در نماز و روزه و حج و زکات ** با منافق مومنان در برد و مات
Müminler için nihayet kazanç vardır, münafığa da ahirette mat olma.
مومنان را برد باشد عاقبت ** بر منافق مات اندر آخرت
İkisi de bir oyun başındaysa da birbirlerine nispetle aralarında ne kadar fark var; biri Merv’li öbürü Rey’li!
گر چه هر دو بر سر یک بازیاند ** هر دو با هم مروزی و رازیاند
Her biri, kendi makamına gider, her biri kendi adına uygun olarak yürür.
هر یکی سوی مقام خود رود ** هر یکی بر وفق نام خود رود
Onu mümin diye çağırırlar, ruhu hoşlanır. Münafık derlerse sertleşir, ateş kesilir.290
مومنش خوانند جانش خوش شود ** ور منافق تیز و پر آتش شود
Onun adı, zatı yüzünden sevgilidir. Bunun adının sevilmemesi, afetleri yüzünden, nifakla sıfatlanmış olan zatından dolayıdır.
نام او محبوب از ذات وی است ** نام این مبغوض از آفات وی است
Mim, vav, mim ve nun harflerinde bir yücelik yoktur. Mümin sözü ancak tarif içindir.

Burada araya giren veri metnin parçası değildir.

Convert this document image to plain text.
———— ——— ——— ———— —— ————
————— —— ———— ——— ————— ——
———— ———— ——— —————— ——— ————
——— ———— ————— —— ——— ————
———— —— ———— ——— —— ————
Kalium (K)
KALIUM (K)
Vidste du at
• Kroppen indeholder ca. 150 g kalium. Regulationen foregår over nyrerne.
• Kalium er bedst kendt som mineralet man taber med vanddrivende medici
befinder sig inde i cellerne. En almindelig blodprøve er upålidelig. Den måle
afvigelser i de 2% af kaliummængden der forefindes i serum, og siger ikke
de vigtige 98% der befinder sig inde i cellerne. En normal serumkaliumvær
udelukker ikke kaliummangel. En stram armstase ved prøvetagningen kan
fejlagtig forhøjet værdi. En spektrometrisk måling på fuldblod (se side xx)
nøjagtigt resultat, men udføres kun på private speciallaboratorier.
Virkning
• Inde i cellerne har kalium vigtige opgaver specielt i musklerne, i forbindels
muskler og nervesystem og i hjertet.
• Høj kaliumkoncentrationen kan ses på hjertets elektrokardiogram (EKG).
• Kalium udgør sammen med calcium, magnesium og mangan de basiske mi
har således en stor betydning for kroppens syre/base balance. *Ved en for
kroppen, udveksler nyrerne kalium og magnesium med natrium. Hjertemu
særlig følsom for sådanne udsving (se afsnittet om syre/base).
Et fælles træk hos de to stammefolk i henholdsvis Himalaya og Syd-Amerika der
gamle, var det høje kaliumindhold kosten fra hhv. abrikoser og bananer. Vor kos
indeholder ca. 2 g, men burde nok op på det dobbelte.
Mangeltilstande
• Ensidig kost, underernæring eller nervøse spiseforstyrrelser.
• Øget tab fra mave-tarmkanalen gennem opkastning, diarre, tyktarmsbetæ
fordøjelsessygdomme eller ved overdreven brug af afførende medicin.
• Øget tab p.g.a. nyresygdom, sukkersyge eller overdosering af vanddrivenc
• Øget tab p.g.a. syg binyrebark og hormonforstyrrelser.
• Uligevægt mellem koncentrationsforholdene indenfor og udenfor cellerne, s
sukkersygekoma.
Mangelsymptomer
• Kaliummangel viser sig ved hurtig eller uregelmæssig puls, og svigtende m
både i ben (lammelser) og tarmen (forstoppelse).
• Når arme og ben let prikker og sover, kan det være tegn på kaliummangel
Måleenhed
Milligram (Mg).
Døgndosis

میم و واو و میم و نون تشریف نیست ** لفظ مومن جز پی تعریف نیست
Ona münafık dersen... o aşağılık ad, içini akrep gibi dağlar.
گر منافق خوانیاش این نام دون ** همچو کژدم میخلد در اندرون
Bu ad, cehennemden ayrılmış ve kopmuş değilse niçin cehennem tadı var?
گرنه این نام اشتقاق دوزخ است ** پس چرا در وی مذاق دوزخ است
O kötü adın çirkinliği harften değildir. O deniz suyunun acılığı “kab” dan değildir.295
زشتی آن نام بد از حرف نیست ** تلخی آن آب بحر از ظرف نیست
Harf kaptır, ondaki mana su gibidir. Mana denizi de “Ümm-ül-Kitap” yanında bulunan, kendisinde olan zattır.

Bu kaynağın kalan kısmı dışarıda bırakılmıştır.